Der zuletzt tätig gewordene Unterfrachtführer hat das Frachtgut in zwei Teillieferungen zur klagenden Partei befördert. Diese war den Feststellungen zufolge nicht bereit, die (erste) Teillieferung anzunehmen, stellte es jedoch dem Unterfrachtführer frei, die Teillieferung im Bereich einer Rampe abzustellen, damit nach Anlieferung des restlichen Frachtguts die Übernahme der gesamten Ladung vorgenommen werde. Als die klagende Partei bei Anlieferung der zweiten Teillieferung die Übernahme nicht sofort in Angriff nahm, sondern diese erst in vier bis fünf Stunden in Aussicht stellte, ließ der Fahrer des Unterfrachtführers auch diese Teillieferung ohne "formelle Übergabe", und ohne die Ausstellung einer Empfangsbestätigung zu erwirken, zurück.

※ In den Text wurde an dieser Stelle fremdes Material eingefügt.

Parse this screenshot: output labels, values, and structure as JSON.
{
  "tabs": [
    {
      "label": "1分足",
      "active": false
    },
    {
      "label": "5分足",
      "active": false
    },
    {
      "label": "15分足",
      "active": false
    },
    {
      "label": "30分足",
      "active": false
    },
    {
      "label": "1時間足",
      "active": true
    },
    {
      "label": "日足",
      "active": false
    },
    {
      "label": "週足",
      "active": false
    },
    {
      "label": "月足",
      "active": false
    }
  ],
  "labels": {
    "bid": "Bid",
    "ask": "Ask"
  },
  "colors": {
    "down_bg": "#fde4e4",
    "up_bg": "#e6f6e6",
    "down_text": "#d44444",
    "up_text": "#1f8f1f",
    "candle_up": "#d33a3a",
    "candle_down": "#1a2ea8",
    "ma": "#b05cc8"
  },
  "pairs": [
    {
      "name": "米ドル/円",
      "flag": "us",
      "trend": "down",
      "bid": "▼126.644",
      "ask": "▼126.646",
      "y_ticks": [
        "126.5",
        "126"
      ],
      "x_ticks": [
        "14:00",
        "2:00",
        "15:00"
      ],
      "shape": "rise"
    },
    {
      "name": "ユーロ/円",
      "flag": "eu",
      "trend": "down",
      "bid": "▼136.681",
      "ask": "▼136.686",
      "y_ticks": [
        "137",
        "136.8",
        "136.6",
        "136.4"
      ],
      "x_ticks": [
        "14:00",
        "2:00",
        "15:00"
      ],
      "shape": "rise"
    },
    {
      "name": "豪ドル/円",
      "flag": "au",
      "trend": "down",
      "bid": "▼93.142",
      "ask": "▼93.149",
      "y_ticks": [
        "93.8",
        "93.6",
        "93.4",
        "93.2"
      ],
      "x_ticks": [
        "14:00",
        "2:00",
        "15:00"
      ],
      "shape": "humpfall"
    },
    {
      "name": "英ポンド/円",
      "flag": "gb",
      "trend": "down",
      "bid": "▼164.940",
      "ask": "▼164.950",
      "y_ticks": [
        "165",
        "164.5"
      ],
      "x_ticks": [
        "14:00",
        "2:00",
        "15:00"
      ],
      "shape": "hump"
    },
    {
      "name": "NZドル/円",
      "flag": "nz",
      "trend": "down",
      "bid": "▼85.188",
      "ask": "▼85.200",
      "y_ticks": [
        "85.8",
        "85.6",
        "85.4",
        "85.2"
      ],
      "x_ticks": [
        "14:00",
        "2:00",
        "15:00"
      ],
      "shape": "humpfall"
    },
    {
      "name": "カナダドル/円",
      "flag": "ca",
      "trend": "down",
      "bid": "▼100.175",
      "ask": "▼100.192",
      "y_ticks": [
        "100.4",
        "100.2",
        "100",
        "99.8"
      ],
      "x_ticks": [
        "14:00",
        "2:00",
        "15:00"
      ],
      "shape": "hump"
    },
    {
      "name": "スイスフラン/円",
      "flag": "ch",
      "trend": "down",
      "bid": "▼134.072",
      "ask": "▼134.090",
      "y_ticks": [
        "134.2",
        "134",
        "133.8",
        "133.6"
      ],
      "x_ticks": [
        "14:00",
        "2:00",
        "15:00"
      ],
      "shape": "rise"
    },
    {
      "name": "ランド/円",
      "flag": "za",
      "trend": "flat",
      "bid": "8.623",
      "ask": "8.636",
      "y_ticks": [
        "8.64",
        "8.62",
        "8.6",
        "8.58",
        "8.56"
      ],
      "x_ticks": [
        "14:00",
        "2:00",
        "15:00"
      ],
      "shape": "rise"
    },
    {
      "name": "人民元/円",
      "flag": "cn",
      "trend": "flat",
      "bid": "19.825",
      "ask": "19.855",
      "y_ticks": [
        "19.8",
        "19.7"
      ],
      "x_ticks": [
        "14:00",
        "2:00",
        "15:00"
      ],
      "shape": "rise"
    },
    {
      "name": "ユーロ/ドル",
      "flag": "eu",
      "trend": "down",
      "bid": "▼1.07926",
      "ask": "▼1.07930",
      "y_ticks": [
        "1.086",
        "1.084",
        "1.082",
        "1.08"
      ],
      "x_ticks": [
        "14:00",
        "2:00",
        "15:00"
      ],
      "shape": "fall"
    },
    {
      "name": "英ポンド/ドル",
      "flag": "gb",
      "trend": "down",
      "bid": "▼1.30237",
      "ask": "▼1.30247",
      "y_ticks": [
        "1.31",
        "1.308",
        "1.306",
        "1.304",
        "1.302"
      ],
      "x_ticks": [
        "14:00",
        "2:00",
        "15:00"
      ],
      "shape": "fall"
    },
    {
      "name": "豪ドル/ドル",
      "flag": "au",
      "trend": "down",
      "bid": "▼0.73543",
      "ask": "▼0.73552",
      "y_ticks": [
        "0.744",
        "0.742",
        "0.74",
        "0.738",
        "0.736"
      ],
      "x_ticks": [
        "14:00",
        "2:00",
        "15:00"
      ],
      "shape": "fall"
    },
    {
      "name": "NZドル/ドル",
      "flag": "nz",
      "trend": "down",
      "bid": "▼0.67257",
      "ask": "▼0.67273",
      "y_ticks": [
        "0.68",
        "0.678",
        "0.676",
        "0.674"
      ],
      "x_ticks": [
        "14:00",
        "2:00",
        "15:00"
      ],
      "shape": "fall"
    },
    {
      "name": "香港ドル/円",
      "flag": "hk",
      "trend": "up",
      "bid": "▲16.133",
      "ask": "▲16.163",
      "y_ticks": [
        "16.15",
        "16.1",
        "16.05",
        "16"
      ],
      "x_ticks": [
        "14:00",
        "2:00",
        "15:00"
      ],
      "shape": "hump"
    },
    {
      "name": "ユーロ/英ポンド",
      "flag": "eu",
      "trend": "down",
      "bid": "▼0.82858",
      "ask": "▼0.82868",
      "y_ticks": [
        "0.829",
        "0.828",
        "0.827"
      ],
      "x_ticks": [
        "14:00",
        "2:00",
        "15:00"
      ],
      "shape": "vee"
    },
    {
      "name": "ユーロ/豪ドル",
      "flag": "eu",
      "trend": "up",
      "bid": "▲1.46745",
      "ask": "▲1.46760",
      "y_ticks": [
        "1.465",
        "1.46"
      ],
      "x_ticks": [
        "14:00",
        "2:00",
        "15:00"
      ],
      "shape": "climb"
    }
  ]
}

Die klagende Partei brachte die zurückgelassenen Waren teils noch am Anlieferungstag, teils am folgenden Tag in ihr Lager. Dass die beiden Paletten Spezialdärme nicht abgeliefert worden seien, konnte hingegen nicht festgestellt werden. Dieser Sachverhalt rechtfertigt entgegen der Ansicht des Berufungsgerichts die Annahme der ordnungsgemäßen Ablieferung des Frachtguts, namentlich auch der beiden in Verlust geratenen Paletten Spezialdärme:
Der Umstand, dass die klagende Partei das Abstellen der ersten Teillieferung auf ihrem Betriebsgelände gestattete und die Übernahme der Gesamtladung in Aussicht stellte, ließe für sich allein noch nicht auf eine ordnungsgemäße Ablieferung im Sinne der CMR schließen. Hat aber die klagende Partei - wie festgestellt - nach Anlieferung des restlichen Frachtguts alle angelieferten Waren - wenn auch ohne weiteres Zutun der beklagten Partei - in ihr Lager gebracht, so kann dies nur als stillschweigende Einwilligung der klagenden Partei als der Verfügungsberechtigten in die Übernahme des Frachtguts in deren Obhut beurteilt werden, wurde sie doch dadurch uneingeschränkt in die Lage versetzt, die tatsächliche Gewalt über das Gut auszuüben. Von einer einseitigen Aufgabe der Gewahrsame durch den Frachtführer kann in einem solchen Fall nicht gesprochen werden; vielmehr hat die klagende Partei als Empfängerin der Waren an deren Ablieferung mitgewirkt.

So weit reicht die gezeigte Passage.